Line charts, pie charts, heat maps, radial maps, scatter plots, treemaps, bar charts, and other visual elements can be used to represent data.
Why is visual analytics essential?
Visual analytics simplifies complex and huge data sets by representing it visually. This allows easy interpretation of data and allows you to showcase your work to your peers and stakeholders easily.
Is data visualization and data analytics the same?
Data visualization means pictorial representation of data. Visual analytics is processing complex datasets and representing them in a visual form. Visual analysis makes data more dynamic and interactive.
How do businesses leverage visual analytics?
Businesses use visual analytics to create intuitive dashboards or to solve complex business problems. It also helps them in decision making and allows them to optimize the performance of their departments. It also facilitates a collaborative environment amongst different departments.
Define the role of visual analytics in data analytics?
Visual analytics allow you to blend data from different sources and analyse it deeply. With the help of AI and ML (Machine Learning), a visual analysis software can provide recommendations. It helps you uncover the hidden insights with ease.
What are the benefits of visual data analytics?
Visual data analytics empowers you to make better business decisions. Analysing trends and establishing correlation between different data variables becomes easier.
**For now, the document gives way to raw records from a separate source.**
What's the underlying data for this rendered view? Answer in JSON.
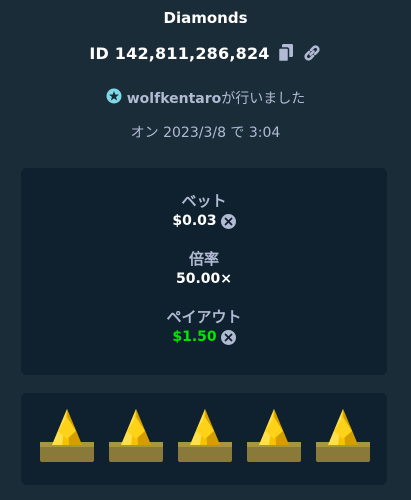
{
  "header": {
    "title": "Diamonds",
    "id_text": "ID 142,811,286,824"
  },
  "user": {
    "name": "wolfkentaro",
    "suffix": "が行いました"
  },
  "date": "オン 2023/3/8 で 3:04",
  "stats": {
    "bet_label": "ベット",
    "bet_value": "$0.03",
    "multiplier_label": "倍率",
    "multiplier_value": "50.00×",
    "payout_label": "ペイアウト",
    "payout_value": "$1.50"
  },
  "colors": {
    "background": "#1a2c38",
    "panel": "#0f212e",
    "muted_text": "#b1bad3",
    "payout_green": "#00e701",
    "gem_yellow": "#f5c400",
    "pedestal": "#8a7a3a"
  },
  "icons": {
    "copy": "copy-icon",
    "link": "link-icon",
    "user_rank": "star-icon",
    "currency": "coin-icon",
    "gem": "gem-icon"
  },
  "tiles": [
    {
      "gem": "yellow"
    },
    {
      "gem": "yellow"
    },
    {
      "gem": "yellow"
    },
    {
      "gem": "yellow"
    },
    {
      "gem": "yellow"
    }
  ]
}
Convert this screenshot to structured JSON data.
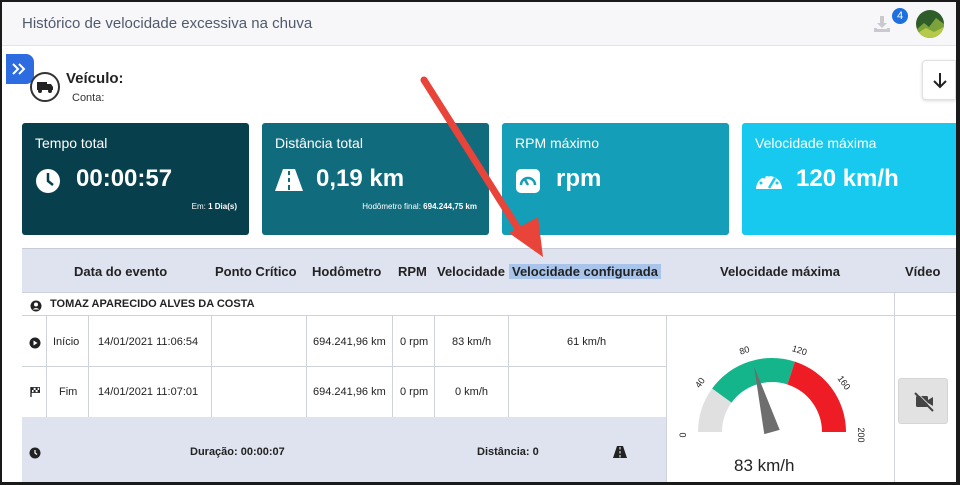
{
  "header": {
    "title": "Histórico de velocidade excessiva na chuva",
    "download_count": "4"
  },
  "vehicle": {
    "label": "Veículo:",
    "account_label": "Conta:"
  },
  "cards": [
    {
      "title": "Tempo total",
      "value": "00:00:57",
      "note_prefix": "Em:",
      "note_value": "1 Dia(s)",
      "color": "#083f4d",
      "icon": "clock-icon"
    },
    {
      "title": "Distância total",
      "value": "0,19 km",
      "note_prefix": "Hodômetro final:",
      "note_value": "694.244,75 km",
      "color": "#106b7d",
      "icon": "road-icon"
    },
    {
      "title": "RPM máximo",
      "value": "rpm",
      "color": "#149eb7",
      "icon": "tachometer-icon"
    },
    {
      "title": "Velocidade máxima",
      "value": "120 km/h",
      "color": "#17c9ee",
      "icon": "speedometer-icon"
    }
  ],
  "table": {
    "headers": {
      "event_date": "Data do evento",
      "critical_point": "Ponto Crítico",
      "odometer": "Hodômetro",
      "rpm": "RPM",
      "speed": "Velocidade",
      "configured_speed": "Velocidade configurada",
      "max_speed": "Velocidade máxima",
      "video": "Vídeo"
    },
    "group_name": "TOMAZ APARECIDO ALVES DA COSTA",
    "rows": [
      {
        "event": "Início",
        "date": "14/01/2021 11:06:54",
        "odometer": "694.241,96 km",
        "rpm": "0 rpm",
        "speed": "83 km/h",
        "configured": "61 km/h",
        "icon": "play-icon"
      },
      {
        "event": "Fim",
        "date": "14/01/2021 11:07:01",
        "odometer": "694.241,96 km",
        "rpm": "0 rpm",
        "speed": "0 km/h",
        "configured": "",
        "icon": "finish-flag-icon"
      }
    ],
    "summary": {
      "duration": "Duração: 00:00:07",
      "distance": "Distância: 0"
    }
  },
  "gauge": {
    "value": 83,
    "min": 0,
    "max": 200,
    "ticks": [
      "0",
      "40",
      "80",
      "120",
      "160",
      "200"
    ],
    "reading": "83 km/h",
    "colors": {
      "low": "#e0e0e0",
      "mid": "#14b58a",
      "high": "#ee1c24",
      "needle": "#6e6e6e"
    }
  },
  "colors": {
    "accent": "#2d6ce0",
    "annotation_arrow": "#e8443a",
    "header_band": "#dfe3ef"
  }
}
The analysis of customer sentiments and thinking becomes simple with the help of visual analytics tools.
What are the key goals of data visualization?
Data visualization empowers you to monitor, explore, and interpret the data. While some tools can help you meet all these goals, most of them are programmed to perform a single task. With data visualization tools, you can explain hidden insights of the data easily.
What are the roles of a visual analyst?
To be a successful visual analyst, you must know how to clean, process, and represent the data visually. You must be adept at handling and using different visual analysis tools and software. Finally, you must be able to deduce actionable insights from charts, graphs, and other visual elements.
Does visual analytics improve decision-making?
Yes, by providing easy and understandable representation, visual analytics helps you interpret the data easily. So, gaining insights and making apt decisions becomes seamless with visual analysis.
Which tools are used for data visualization?
Tableau, Google Charts, Infogram, FusionCharts, Grafana, and Chartblocks are some of the popular data visualization tools.